In a sprint for artificial intelligence supremacy, the spotlight often shines on the titans building ever-larger models. But a recent blog post from the developers of the AI agent Manus suggests a crucial, overlooked discipline that could define the next wave of successful AI products: Context Engineering. This emerging science is less about the raw power of the AI model and more about the art of conversing with it.
For venture capitalists, aspiring entrepreneurs, and AI startups, this piece offers a new lens through which to view the landscape. It argues that the secret sauce isn't just having the best model, but knowing how to instruct it, guide it, and learn from its failures.
Demystifying Context Engineering
At its core, Context Engineering is the practice of meticulously structuring the information, or "context," that is fed to an AI agent to guide its behavior. The team behind Manus made a pivotal decision to focus on this approach rather than training their own custom models from the ground up. This allowed them to iterate and improve their product in hours instead of weeks, treating the underlying AI model as a powerful but interchangeable engine. As the author puts it, "If model progress is the rising tide, we want Manus to be the boat, not the pillar stuck to the seabed."
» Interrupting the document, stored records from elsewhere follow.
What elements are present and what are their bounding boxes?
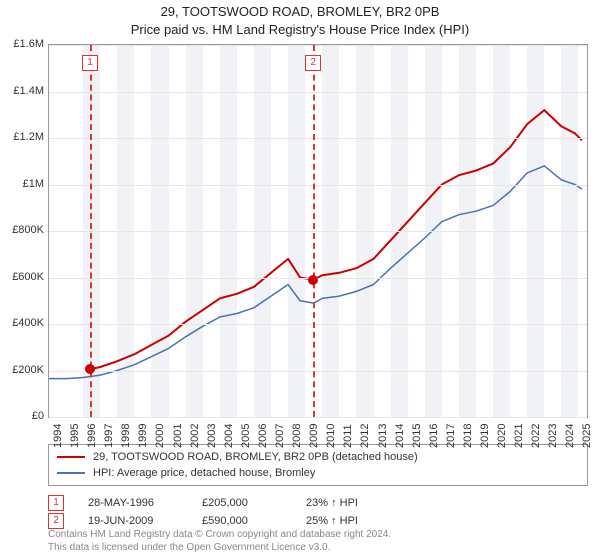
- y-axis-label: £1.6M: [0, 38, 44, 50]
- x-axis-label: 2020: [496, 424, 508, 448]
- y-axis-label: £800K: [0, 224, 44, 236]
- chart-container: 29, TOOTSWOOD ROAD, BROMLEY, BR2 0PB Pri…: [0, 0, 600, 560]
- x-axis-label: 2017: [445, 424, 457, 448]
- legend-row: 29, TOOTSWOOD ROAD, BROMLEY, BR2 0PB (de…: [57, 449, 579, 465]
- x-axis-label: 2018: [462, 424, 474, 448]
- legend-swatch: [57, 472, 85, 474]
- x-axis-label: 2005: [240, 424, 252, 448]
- x-axis-label: 1998: [120, 424, 132, 448]
- x-axis-label: 2000: [154, 424, 166, 448]
- footer-line: Contains HM Land Registry data © Crown c…: [48, 528, 588, 541]
- x-axis-label: 2010: [325, 424, 337, 448]
- footer-line: This data is licensed under the Open Gov…: [48, 541, 588, 554]
- sale-hpi: 23% ↑ HPI: [306, 494, 358, 512]
- legend-swatch: [57, 456, 85, 458]
- legend-label: HPI: Average price, detached house, Brom…: [93, 465, 315, 481]
- legend-box: 29, TOOTSWOOD ROAD, BROMLEY, BR2 0PB (de…: [48, 444, 588, 486]
- x-axis-label: 2019: [479, 424, 491, 448]
- x-axis-label: 2022: [530, 424, 542, 448]
- sale-marker-box: 1: [82, 55, 98, 71]
- x-axis-label: 2021: [513, 424, 525, 448]
- x-axis-label: 2007: [274, 424, 286, 448]
- y-axis-label: £1.2M: [0, 131, 44, 143]
- sales-table: 1 28-MAY-1996 £205,000 23% ↑ HPI 2 19-JU…: [48, 494, 588, 530]
- x-axis-label: 2013: [377, 424, 389, 448]
- sale-date: 28-MAY-1996: [88, 494, 178, 512]
- legend-label: 29, TOOTSWOOD ROAD, BROMLEY, BR2 0PB (de…: [93, 449, 418, 465]
- sale-marker-box: 1: [48, 495, 64, 511]
- sale-price: £205,000: [202, 494, 282, 512]
- x-axis-label: 2008: [291, 424, 303, 448]
- x-axis-label: 2016: [428, 424, 440, 448]
- plot-area: 12: [48, 44, 588, 418]
- x-axis-label: 2025: [581, 424, 593, 448]
- footer: Contains HM Land Registry data © Crown c…: [48, 528, 588, 554]
- sale-marker-box: 2: [48, 513, 64, 529]
- x-axis-label: 1994: [52, 424, 64, 448]
- sale-marker-box: 2: [305, 55, 321, 71]
- x-axis-label: 1996: [86, 424, 98, 448]
- x-axis-label: 2004: [223, 424, 235, 448]
- chart-title: 29, TOOTSWOOD ROAD, BROMLEY, BR2 0PB: [0, 4, 600, 19]
- x-axis-label: 2006: [257, 424, 269, 448]
- chart-subtitle: Price paid vs. HM Land Registry's House …: [0, 22, 600, 37]
- x-axis-label: 2002: [189, 424, 201, 448]
- x-axis-label: 2024: [564, 424, 576, 448]
- x-axis-label: 2015: [411, 424, 423, 448]
- y-axis-label: £1M: [0, 178, 44, 190]
- legend-row: HPI: Average price, detached house, Brom…: [57, 465, 579, 481]
- x-axis-label: 2014: [394, 424, 406, 448]
- x-axis-label: 1999: [137, 424, 149, 448]
- y-axis-label: £400K: [0, 317, 44, 329]
- y-axis-label: £1.4M: [0, 85, 44, 97]
- x-axis-label: 2011: [342, 424, 354, 448]
- legend: 29, TOOTSWOOD ROAD, BROMLEY, BR2 0PB (de…: [48, 444, 588, 530]
- x-axis-label: 2023: [547, 424, 559, 448]
- x-axis-label: 2009: [308, 424, 320, 448]
- x-axis-label: 1995: [69, 424, 81, 448]
- y-axis-label: £0: [0, 410, 44, 422]
- x-axis-label: 2003: [206, 424, 218, 448]
- y-axis-label: £200K: [0, 364, 44, 376]
- x-axis-label: 2012: [359, 424, 371, 448]
- y-axis-label: £600K: [0, 271, 44, 283]
- x-axis-label: 2001: [172, 424, 184, 448]
- x-axis-label: 1997: [103, 424, 115, 448]
- sale-row: 1 28-MAY-1996 £205,000 23% ↑ HPI: [48, 494, 588, 512]
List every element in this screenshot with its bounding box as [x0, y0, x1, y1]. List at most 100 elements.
This process involves several clever techniques, honed through what the Manus team humorously calls "Stochastic Graduate Descent"—a manual, experimental process of finding what works.
One of the most critical concepts is designing around the KV-cache. Think of the KV-cache as a form of short-term memory for the AI. If the beginning of a command or conversation is identical to one it has seen before, the model can use cached results, drastically improving speed and cutting costs. The Manus team notes that cached inputs can be up to 10 times cheaper than uncached ones, making KV-cache hit rate a vital business metric. This means avoiding simple mistakes like putting a timestamp at the beginning of a prompt, as even a one-character difference can wipe out the cache.
Other key strategies from the Manus playbook include:
- Using the File System as Memory: Modern AI models have large, but not infinite, memory (context windows). To overcome this, Manus is taught to use the computer's file system like an external hard drive. It can write information to files and read it back later, creating a persistent, unlimited memory that it controls itself.
- Learning from Failure: A common impulse is to hide errors or failed attempts from the AI to avoid confusion. Manus does the opposite, intentionally keeping the wrong turns in the context. Seeing a failed action and the resulting error helps the model learn and makes it less likely to repeat the same mistake. The author argues that this ability to recover from errors is a hallmark of true agentic behavior.
- Manipulating Attention with a To-Do List: To prevent the AI from getting "lost-in-the-middle" of a complex, multi-step task, Manus is designed to create and constantly update a todo.md file. By "reciting" its goals and checking off completed items, it pushes the main objective into its recent attention span, ensuring it stays on track.
What This Means for the AI Industry
The principles of Context Engineering have profound implications for everyone in the AI space.
For Venture Capitalists:
Evaluating an AI startup should now go beyond asking "What model are you using?". VCs should probe deeper into a company's technical moat by asking about its context engineering strategies. What are their KV-cache hit rates? How does their agent handle errors? A startup with a brilliant approach to context engineering could easily outmaneuver a competitor that is simply waiting for the next, more powerful base model.
For AI Startups:
The barrier to entry may be lower than it appears. Startups don't necessarily need to compete with the giants in building foundation models. Instead, they can innovate on top of existing ones, creating value through clever and efficient implementation. The lessons from Manus show that a deep understanding of context can lead to a more responsive, reliable, and cost-effective product, which is a significant competitive advantage. This is where the real product differentiation will happen.
For Budding Entrepreneurs:
This is a call to action. You don't need a team of hundreds of PhDs to build a groundbreaking AI product. Context Engineering is a field ripe for innovation, where creativity and a deep understanding of the user's needs can lead to breakthroughs. The Manus blog post is a veritable playbook of strategies that can be adapted and built upon. The opportunity lies not in building a bigger brain, but in getting better at talking to it.
The Future is Engineered
As models become increasingly powerful and commoditized, the ability to effectively harness them will become the key differentiator. Context Engineering is an essential discipline for anyone building in the AI space. It is a reminder that in the quest for artificial intelligence, how we shape the context is just as important as the intelligence itself. The future of AI agents is being built one carefully engineered context at a time.